Lateral Collateral Ligament (LCL) repair or reconstruction is a surgical procedure that aims to address an injured LCL in the knee joint and restore its stability and function. The LCL is a major ligament which is situated on the lateral side of the knee and plays a crucial role in controlling the sideways movement of the knee joint.

Indications for Surgery

Surgery is typically considered in the following scenarios:Surgery is typically considered in the following scenarios:

1.     Complete LCL Tear: If the ligament is totally ruptured and conservative measures have not relieved the instability.

2.     Combined Injuries: If there are other ligament injuries in the knee or other structures such as ACL, PCL etc.

3.     Chronic Instability: Knee instability that remains chronic or flares up again even after having gone through proper physiotherapy.

4.     Athletic Demands: For athletes or highly active individuals who need functional knee movement for sports or other activities.

Types of Surgical Procedures

LCL Repair

·        Indication: Usually done when the injury is not very old and the ends of the ligament can be brought close together.

·        Procedure: The two ends of the ligament are sewn back together, possibly with the use of suture anchors or other forms of fixation.

·        Recovery: This option is used more often when there is good tissue quality and minimal retraction of the ligament ends.

LCL Reconstruction

·        Indication: Indications for ACL reconstruction include a complete tear of the ligament, poor quality tissue, or chronic instability.

·        Procedure: A graft which can be from the patient’s hamstring, patellar tendon or from a donor is used to repair the damaged ligament.
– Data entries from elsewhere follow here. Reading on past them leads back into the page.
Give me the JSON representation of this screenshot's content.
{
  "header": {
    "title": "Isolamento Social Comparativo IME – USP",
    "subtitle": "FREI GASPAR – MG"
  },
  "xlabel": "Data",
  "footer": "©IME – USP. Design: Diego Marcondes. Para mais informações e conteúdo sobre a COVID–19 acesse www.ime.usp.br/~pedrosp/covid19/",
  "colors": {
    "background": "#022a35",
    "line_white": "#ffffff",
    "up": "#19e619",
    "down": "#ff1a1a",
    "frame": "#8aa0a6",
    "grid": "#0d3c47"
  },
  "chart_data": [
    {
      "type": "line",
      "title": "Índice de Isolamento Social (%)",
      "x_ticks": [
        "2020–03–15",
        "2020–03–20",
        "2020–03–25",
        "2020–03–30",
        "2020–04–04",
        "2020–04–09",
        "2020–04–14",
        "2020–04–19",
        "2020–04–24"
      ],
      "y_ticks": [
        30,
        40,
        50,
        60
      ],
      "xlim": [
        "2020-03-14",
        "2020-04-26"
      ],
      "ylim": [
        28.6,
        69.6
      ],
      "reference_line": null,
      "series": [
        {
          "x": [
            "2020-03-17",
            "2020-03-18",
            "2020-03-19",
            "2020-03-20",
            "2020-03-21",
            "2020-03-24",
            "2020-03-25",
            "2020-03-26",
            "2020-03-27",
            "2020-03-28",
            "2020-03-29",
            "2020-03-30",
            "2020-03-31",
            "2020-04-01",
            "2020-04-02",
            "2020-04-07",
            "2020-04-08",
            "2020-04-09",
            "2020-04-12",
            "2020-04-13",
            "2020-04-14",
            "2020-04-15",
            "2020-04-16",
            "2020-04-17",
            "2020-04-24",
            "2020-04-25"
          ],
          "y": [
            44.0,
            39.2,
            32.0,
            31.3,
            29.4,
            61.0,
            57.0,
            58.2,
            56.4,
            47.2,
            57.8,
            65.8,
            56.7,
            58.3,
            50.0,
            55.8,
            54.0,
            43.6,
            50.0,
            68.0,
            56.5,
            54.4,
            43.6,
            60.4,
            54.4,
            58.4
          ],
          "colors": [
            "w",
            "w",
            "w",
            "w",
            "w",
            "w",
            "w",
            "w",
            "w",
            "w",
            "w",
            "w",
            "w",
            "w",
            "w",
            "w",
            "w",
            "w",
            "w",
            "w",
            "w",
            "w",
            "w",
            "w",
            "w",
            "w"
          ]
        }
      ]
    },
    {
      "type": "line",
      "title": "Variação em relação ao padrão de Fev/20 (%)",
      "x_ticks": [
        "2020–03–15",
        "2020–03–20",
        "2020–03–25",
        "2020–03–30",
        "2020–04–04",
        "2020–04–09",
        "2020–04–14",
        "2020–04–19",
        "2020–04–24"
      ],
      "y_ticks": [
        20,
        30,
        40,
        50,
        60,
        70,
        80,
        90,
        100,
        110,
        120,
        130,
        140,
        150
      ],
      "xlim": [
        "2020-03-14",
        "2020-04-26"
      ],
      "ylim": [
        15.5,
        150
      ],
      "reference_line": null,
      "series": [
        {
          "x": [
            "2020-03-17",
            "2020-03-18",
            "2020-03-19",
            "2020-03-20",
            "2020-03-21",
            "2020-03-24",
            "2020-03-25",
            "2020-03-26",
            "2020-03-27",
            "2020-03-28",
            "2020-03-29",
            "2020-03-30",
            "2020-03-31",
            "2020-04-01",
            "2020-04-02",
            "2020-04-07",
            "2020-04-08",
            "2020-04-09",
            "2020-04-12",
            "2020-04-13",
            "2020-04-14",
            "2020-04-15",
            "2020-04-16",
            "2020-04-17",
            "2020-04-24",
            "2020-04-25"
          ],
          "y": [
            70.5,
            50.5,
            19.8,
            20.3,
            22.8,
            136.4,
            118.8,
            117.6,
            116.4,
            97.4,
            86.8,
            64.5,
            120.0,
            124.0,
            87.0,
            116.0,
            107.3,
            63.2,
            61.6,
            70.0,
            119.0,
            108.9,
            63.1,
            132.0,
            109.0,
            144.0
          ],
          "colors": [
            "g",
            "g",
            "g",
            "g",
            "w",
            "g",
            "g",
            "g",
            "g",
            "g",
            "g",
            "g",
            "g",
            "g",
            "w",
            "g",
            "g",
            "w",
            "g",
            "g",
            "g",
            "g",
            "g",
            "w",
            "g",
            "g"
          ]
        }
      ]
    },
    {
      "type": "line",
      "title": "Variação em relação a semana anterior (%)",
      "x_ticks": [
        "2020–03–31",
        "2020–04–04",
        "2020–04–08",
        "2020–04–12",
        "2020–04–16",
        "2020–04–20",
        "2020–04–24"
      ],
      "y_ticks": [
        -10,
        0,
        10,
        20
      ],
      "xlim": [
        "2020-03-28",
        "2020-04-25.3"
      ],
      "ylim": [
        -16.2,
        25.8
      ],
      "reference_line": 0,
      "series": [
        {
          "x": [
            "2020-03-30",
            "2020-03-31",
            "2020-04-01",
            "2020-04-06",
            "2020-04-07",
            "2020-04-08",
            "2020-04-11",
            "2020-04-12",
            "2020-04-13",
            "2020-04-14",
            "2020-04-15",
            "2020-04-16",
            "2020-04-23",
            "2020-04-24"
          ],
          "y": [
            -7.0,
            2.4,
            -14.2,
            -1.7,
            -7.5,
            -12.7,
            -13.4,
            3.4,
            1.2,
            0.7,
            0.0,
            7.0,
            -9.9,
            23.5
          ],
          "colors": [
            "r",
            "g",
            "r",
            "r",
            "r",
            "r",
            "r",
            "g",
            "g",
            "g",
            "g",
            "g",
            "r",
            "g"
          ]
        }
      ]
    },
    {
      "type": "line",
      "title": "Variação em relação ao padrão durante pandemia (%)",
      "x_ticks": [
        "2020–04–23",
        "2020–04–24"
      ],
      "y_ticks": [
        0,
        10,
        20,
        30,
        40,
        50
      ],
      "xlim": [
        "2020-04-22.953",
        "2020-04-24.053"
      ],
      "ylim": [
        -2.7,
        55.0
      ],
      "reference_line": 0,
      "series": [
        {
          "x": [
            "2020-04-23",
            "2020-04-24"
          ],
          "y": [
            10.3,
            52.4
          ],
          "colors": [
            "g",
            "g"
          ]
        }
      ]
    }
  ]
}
The graft is then placed into drilled holes in the bones at the previous locations of the LCL attachment.

·        Recovery: This is a more comprehensive process than repair, which requires a longer period of rehabilitation.

Surgical Techniques

1.     Open Surgery: The conventional approach that involves making a big wound to directly work on the ligament to repair or reconstruct it.

2.     Arthroscopic Surgery: Laparoscopic method which involves making several small cuts on the body and using a camera to perform the surgery. This is less common for LCL injuries since the ligament is located in a different area.

Postoperative Care and Rehabilitation

·        Immobilization: The first phase of the treatment, which involves the use of a brace or cast to restrict movement of the affected part and enable it to heal.

·        Physical Therapy: Initiation with passive and active range of motion exercises, followed by muscle strengthening exercises. Therapy is essential to rehabilitate the affected area and bring it back to normal functioning.

·        Weight Bearing: Moderate at the beginning and then gradually increased as the healing process continues.

·        Return to Activity: In some cases, patients may be able to return to sports or high-impact activities within 6-12 months of the surgery.

Risks and Complications

·        Infection: Like any other surgery, there is always a possibility of infection.

·        Stiffness: Increased risk of knee stiffness if proper postoperative rehabilitation is not followed.

·        Graft Failure: Potential for graft to be stretched or fail especially in heavily involved people.

·        Nerve Injury: Damage to the nerves near the surgical site, causing numbness or muscle weakness.


The majority of patients have good to excellent results, and are able to regain their pre-injury functional status. The outcomes vary with factors like the extent of the injury, the type of surgery performed, and compliance with the recommended physiotherapy.

It is recommended to seek the opinion of an orthopedic surgeon who is a sports medicine specialist or has a special interest in knee injuries to establish the most appropriate management plan based on the patient’s specific case.